There are for example “lesson studies”, a professionalization concept that originated in Japan. In teams, teachers prepare a lesson. One teacher from the team then gives the lesson while the others sit in, make video recordings and take note of pupil contributions and how they react to the tasks and questions set by the teacher. Afterwards, the videos and transcripts are analysed and the lesson is redesigned. The goal is to run through this process several times so as to develop a “perfect” lesson that will work well in any class.
But that sounds very time-consuming.
True, but it is worthwhile in the longer term, especially if one shares the lessons planned in this way with one’s colleagues and can in turn also take advantage of lessons planned by one’s fellow teachers. What is more, one’s professional satisfaction and the experience of one’s own impact are likely to increase significantly if one works in a team and discovers what one really can achieve as a teacher.
Which particular features need to be considered when designing continuing education courses for language teachers?
Interestingly, there is less research on this than in the area of maths and sciences. In principle, however, many of the characteristics that make for good continuing education in general are likely to apply to foreign language teaching, too. Particular features will probably come into play when it is a question of exploring specific work approaches in and ways of accessing foreign language teaching in continuing education; for example when the continuing education course is to focus on promoting reading comprehension in the foreign language. In this case, it will no doubt be important for teachers to be confronted with strategies and methods that will increase the likelihood of their pupils learning effectively.
Digitization presents all kinds of new possibilities for continuing education. How do you view this potential?
Very positively. Online courses will certainly not replace classroom-based events entirely, but they are definitely a very good way of complementing them.

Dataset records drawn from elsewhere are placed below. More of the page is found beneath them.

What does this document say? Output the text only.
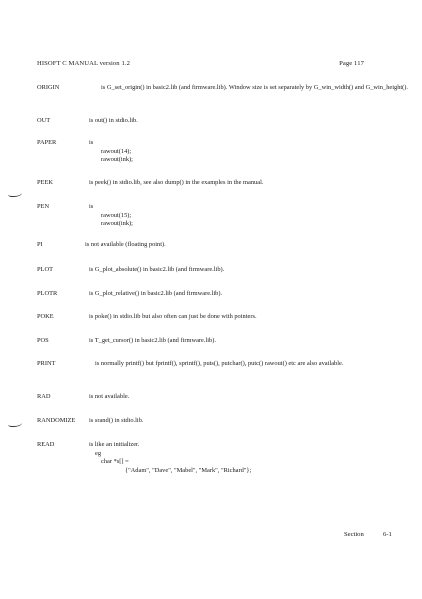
HISOFT C MANUAL version 1.2	Page 117
ORIGIN	is G_set_origin() in basic2.lib (and firmware.lib). Window size is set separately by G_win_width() and G_win_height().
OUT	is out() in stdio.lib.
PAPER	is
rawout(14);
rawout(ink);
PEEK	is peek() in stdio.lib, see also dump() in the examples in the manual.
PEN	is
rawout(15);
rawout(ink);
PI	is not available (floating point).
PLOT	is G_plot_absolute() in basic2.lib (and firmware.lib).
PLOTR	is G_plot_relative() in basic2.lib (and firmware.lib).
POKE	is poke() in stdio.lib but also often can just be done with pointers.
POS	is T_get_cursor() in basic2.lib (and firmware.lib).
PRINT	is normally printf() but fprintf(), sprintf(), puts(), putchar(), putc() rawout() etc are also available.
RAD	is not available.
RANDOMIZE is srand() in stdio.lib.
READ	is like an initializer.
eg
char *s[] =
{"Adam", "Dave", "Mabel", "Mark", "Richard"};
Section	6-1
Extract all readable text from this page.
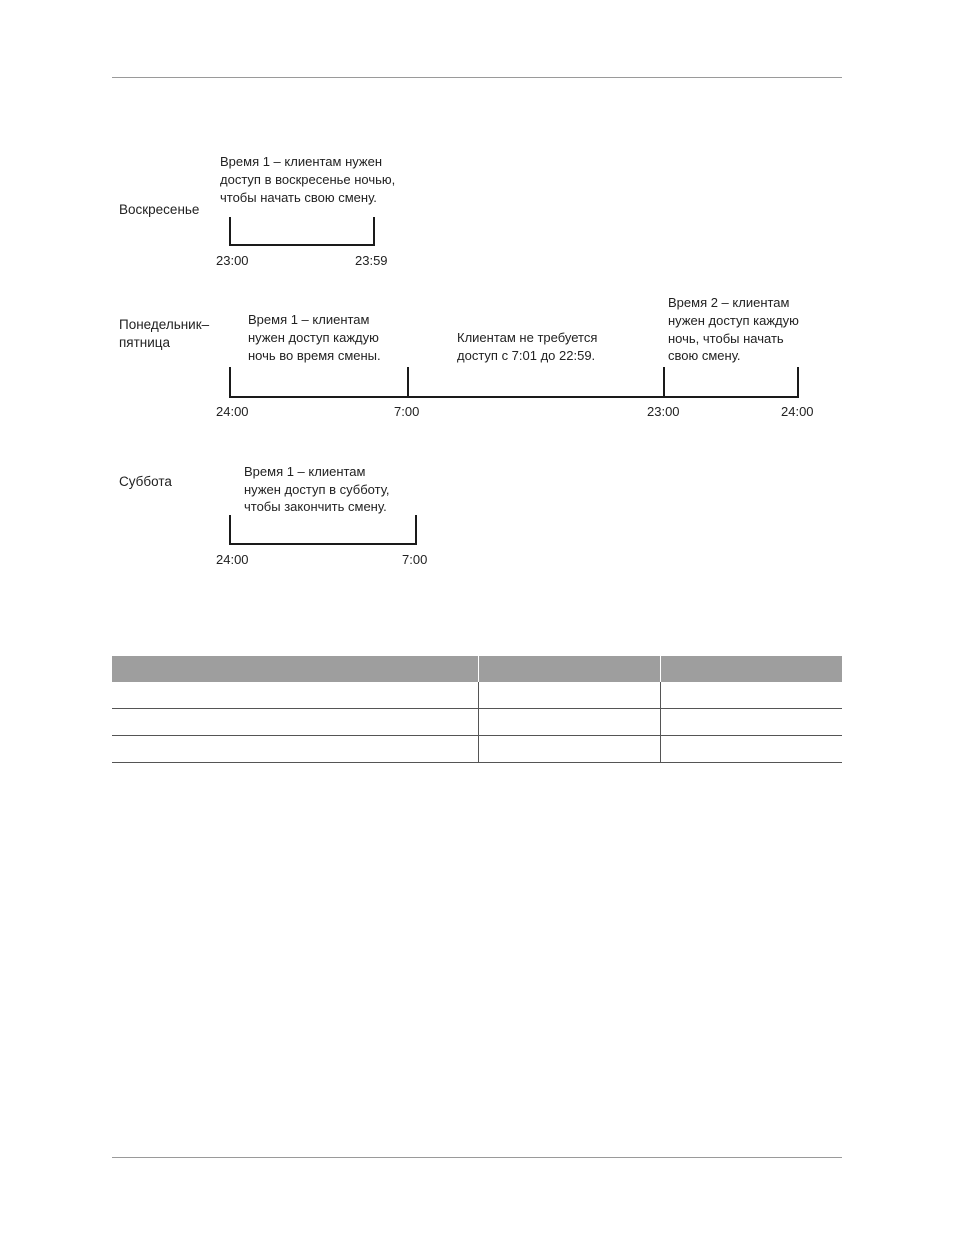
Воскресенье
Время 1 – клиентам нужен
доступ в воскресенье ночью,
чтобы начать свою смену.
23:00	23:59
Понедельник–
пятница
Время 1 – клиентам
нужен доступ каждую
ночь во время смены.
Клиентам не требуется
доступ с 7:01 до 22:59.
Время 2 – клиентам
нужен доступ каждую
ночь, чтобы начать
свою смену.
24:00	7:00	23:00	24:00
Суббота
Время 1 – клиентам
нужен доступ в субботу,
чтобы закончить смену.
24:00	7:00
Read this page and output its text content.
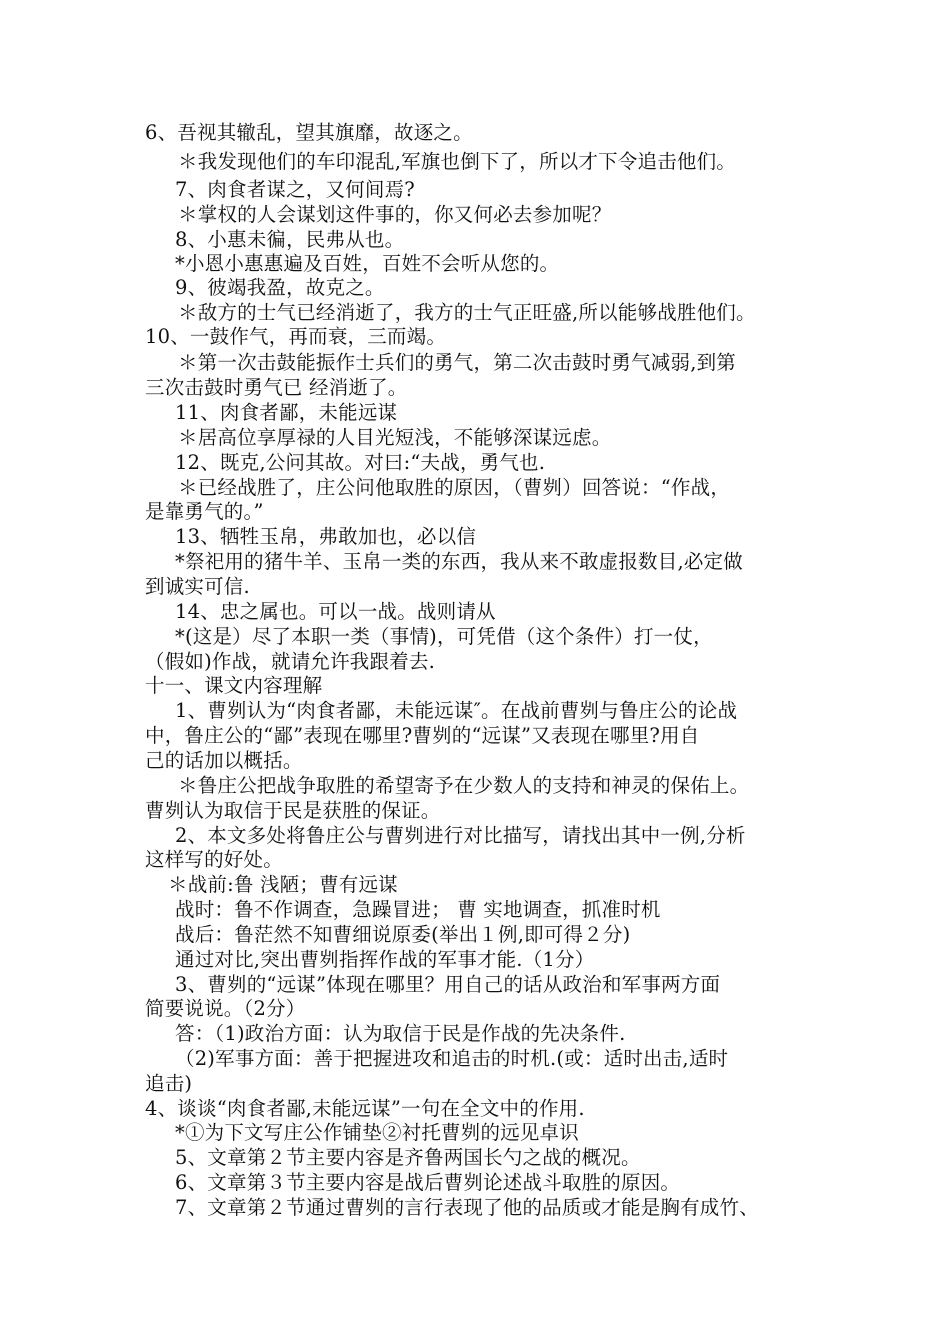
6、吾视其辙乱，望其旗靡，故逐之。
＊我发现他们的车印混乱,军旗也倒下了，所以才下令追击他们。
7、肉食者谋之，又何间焉?
＊掌权的人会谋划这件事的，你又何必去参加呢？
8、小惠未徧，民弗从也。
*小恩小惠惠遍及百姓，百姓不会听从您的。
9、彼竭我盈，故克之。
＊敌方的士气已经消逝了，我方的士气正旺盛,所以能够战胜他们。
10、一鼓作气，再而衰，三而竭。
＊第一次击鼓能振作士兵们的勇气，第二次击鼓时勇气减弱,到第
三次击鼓时勇气已 经消逝了。
11、肉食者鄙，未能远谋
＊居高位享厚禄的人目光短浅，不能够深谋远虑。
12、既克,公问其故。对曰:“夫战，勇气也.
＊已经战胜了，庄公问他取胜的原因，（曹刿）回答说：“作战，
是靠勇气的。”
13、牺牲玉帛，弗敢加也，必以信
*祭祀用的猪牛羊、玉帛一类的东西，我从来不敢虚报数目,必定做
到诚实可信.
14、忠之属也。可以一战。战则请从
*(这是）尽了本职一类（事情)，可凭借（这个条件）打一仗，
（假如)作战，就请允许我跟着去.
十一、课文内容理解
1、曹刿认为“肉食者鄙，未能远谋″。在战前曹刿与鲁庄公的论战
中，鲁庄公的“鄙”表现在哪里?曹刿的“远谋”又表现在哪里?用自
己的话加以概括。
＊鲁庄公把战争取胜的希望寄予在少数人的支持和神灵的保佑上。
曹刿认为取信于民是获胜的保证。
2、本文多处将鲁庄公与曹刿进行对比描写，请找出其中一例,分析
这样写的好处。
＊战前:鲁 浅陋；曹有远谋
战时：鲁不作调查，急躁冒进； 曹 实地调查，抓准时机
战后：鲁茫然不知曹细说原委(举出１例,即可得２分)
通过对比,突出曹刿指挥作战的军事才能.（1分）
3、曹刿的“远谋”体现在哪里？用自己的话从政治和军事两方面
简要说说。（2分）
答：（1)政治方面：认为取信于民是作战的先决条件.
（2)军事方面：善于把握进攻和追击的时机.(或：适时出击,适时
追击)
4、谈谈“肉食者鄙,未能远谋”一句在全文中的作用.
*①为下文写庄公作铺垫②衬托曹刿的远见卓识
5、文章第２节主要内容是齐鲁两国长勺之战的概况。
6、文章第３节主要内容是战后曹刿论述战斗取胜的原因。
7、文章第２节通过曹刿的言行表现了他的品质或才能是胸有成竹、
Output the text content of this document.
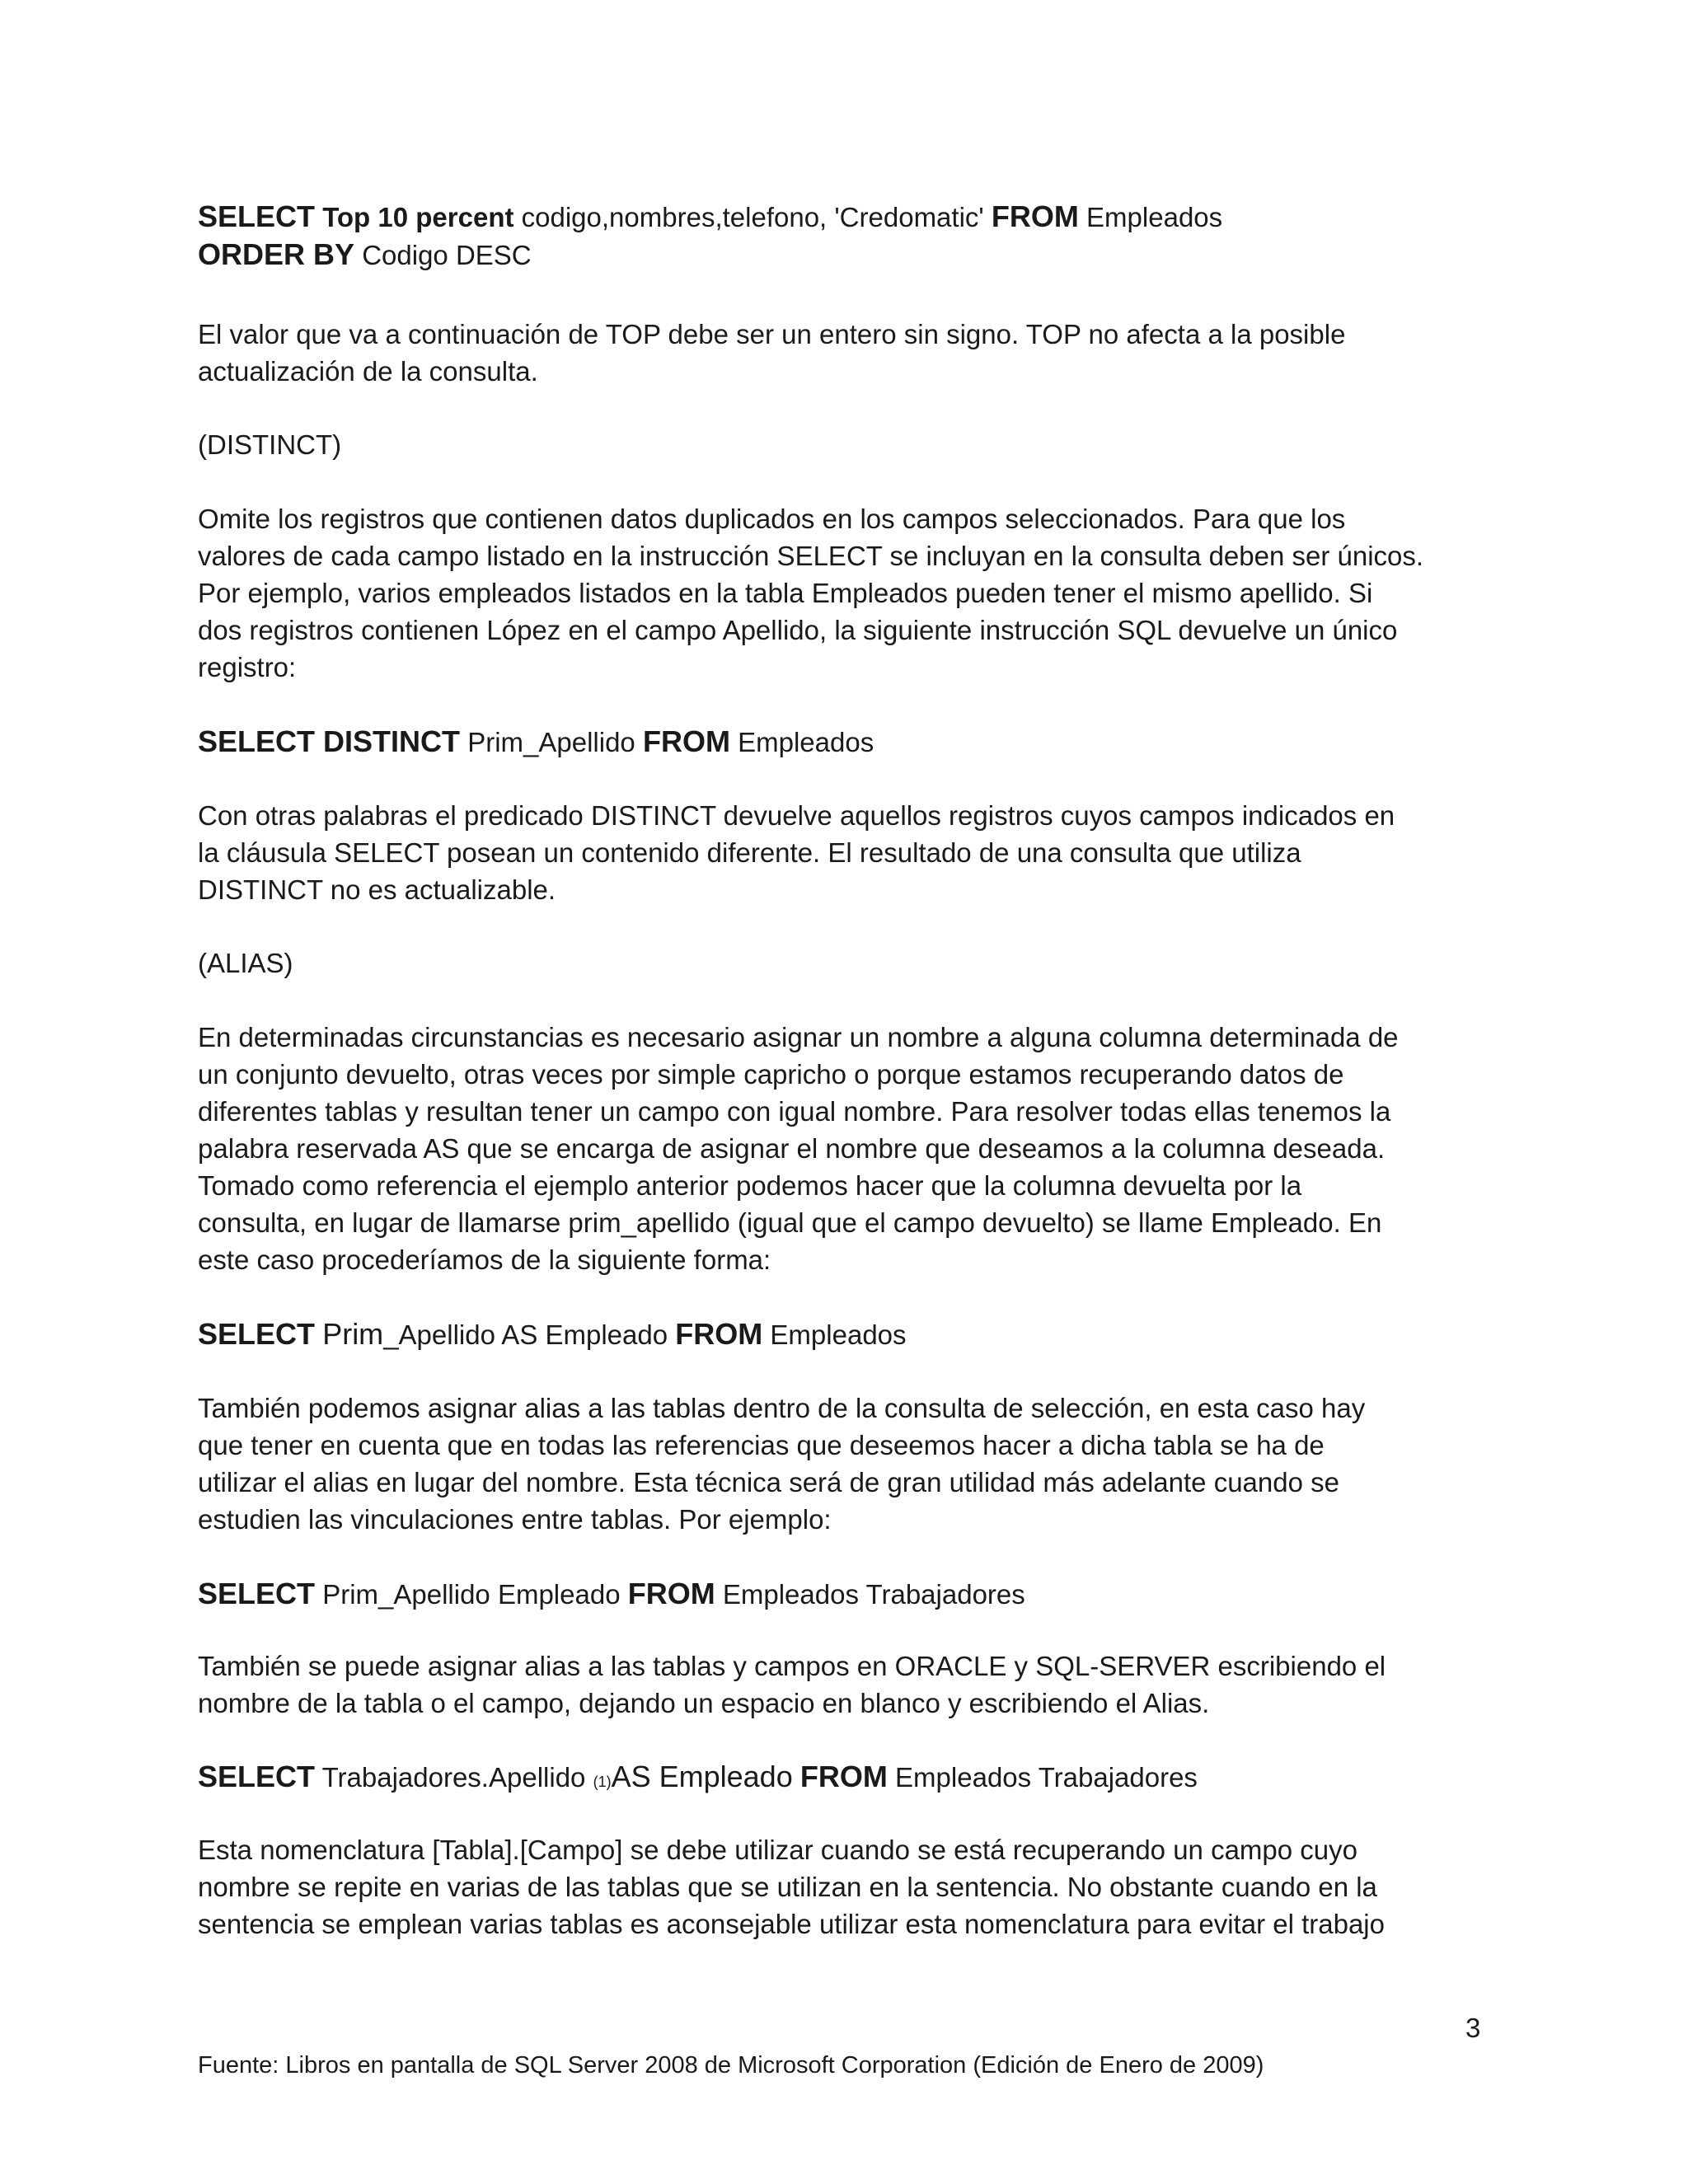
SELECT Top 10 percent codigo,nombres,telefono, 'Credomatic' FROM Empleados
ORDER BY Codigo DESC
El valor que va a continuación de TOP debe ser un entero sin signo. TOP no afecta a la posible
actualización de la consulta.
(DISTINCT)
Omite los registros que contienen datos duplicados en los campos seleccionados. Para que los
valores de cada campo listado en la instrucción SELECT se incluyan en la consulta deben ser únicos.
Por ejemplo, varios empleados listados en la tabla Empleados pueden tener el mismo apellido. Si
dos registros contienen López en el campo Apellido, la siguiente instrucción SQL devuelve un único
registro:
SELECT DISTINCT Prim_Apellido FROM Empleados
Con otras palabras el predicado DISTINCT devuelve aquellos registros cuyos campos indicados en
la cláusula SELECT posean un contenido diferente. El resultado de una consulta que utiliza
DISTINCT no es actualizable.
(ALIAS)
En determinadas circunstancias es necesario asignar un nombre a alguna columna determinada de
un conjunto devuelto, otras veces por simple capricho o porque estamos recuperando datos de
diferentes tablas y resultan tener un campo con igual nombre. Para resolver todas ellas tenemos la
palabra reservada AS que se encarga de asignar el nombre que deseamos a la columna deseada.
Tomado como referencia el ejemplo anterior podemos hacer que la columna devuelta por la
consulta, en lugar de llamarse prim_apellido (igual que el campo devuelto) se llame Empleado. En
este caso procederíamos de la siguiente forma:
SELECT Prim_Apellido AS Empleado FROM Empleados
También podemos asignar alias a las tablas dentro de la consulta de selección, en esta caso hay
que tener en cuenta que en todas las referencias que deseemos hacer a dicha tabla se ha de
utilizar el alias en lugar del nombre. Esta técnica será de gran utilidad más adelante cuando se
estudien las vinculaciones entre tablas. Por ejemplo:
SELECT Prim_Apellido Empleado FROM Empleados Trabajadores
También se puede asignar alias a las tablas y campos en ORACLE y SQL-SERVER escribiendo el
nombre de la tabla o el campo, dejando un espacio en blanco y escribiendo el Alias.
SELECT Trabajadores.Apellido (1)AS Empleado FROM Empleados Trabajadores
Esta nomenclatura [Tabla].[Campo] se debe utilizar cuando se está recuperando un campo cuyo
nombre se repite en varias de las tablas que se utilizan en la sentencia. No obstante cuando en la
sentencia se emplean varias tablas es aconsejable utilizar esta nomenclatura para evitar el trabajo
3
Fuente: Libros en pantalla de SQL Server 2008 de Microsoft Corporation (Edición de Enero de 2009)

One example may perhaps illustrate their potential: there is an American continuing education programme that aims to improve interaction between teachers on the one hand and pupils on the other. The participating teachers are asked to make a video of a lesson every two weeks and send it via a secure platform to a coach. The coach then selects a few brief sections from the video that relate to the subject of the continuing education course, and asks the teacher to comment on them. The two then speak on the telephone and devise a plan for future lessons, based on what has been observed. The process is repeated every two weeks. This kind of continuing education could of course offer particular opportunities for a decentralized institution like the Goethe-Institut.
LiteratureLipowsky, Frank (2016): Unterricht entwickeln und Lehrpersonen professionalisieren. Ansätze und Impulse aus der Fortbildungsforschung. In: Pädagogik Volume 68, Issue 7‐8, p. 76‐79.
Lipowsky, Frank/Rzejak, Daniela (2015): Wenn Lehrer zu Lernern werden – Merkmale wirksamer Lehrerfortbildungen. In: Lin‐Klitzing, Susanne/Di Fuccia, Daniel/Stengl‐Jörns, Roswitha (Ed.): Auf die Lehrperson kommt es an? Beiträge zur Lehrerbildung nach John Hatties “Visible Learning”. Bad Heilbrunn: Klinkhardt, p. 141-160.
Lipowsky, Frank/Rzejak, Daniela (2015): Lehrerfortbildungen lernwirksam gestalten – Ein Überblick über den Forschungsstand. In: ZfL Magazin Volume 1, Issue 1, p. 5‐10.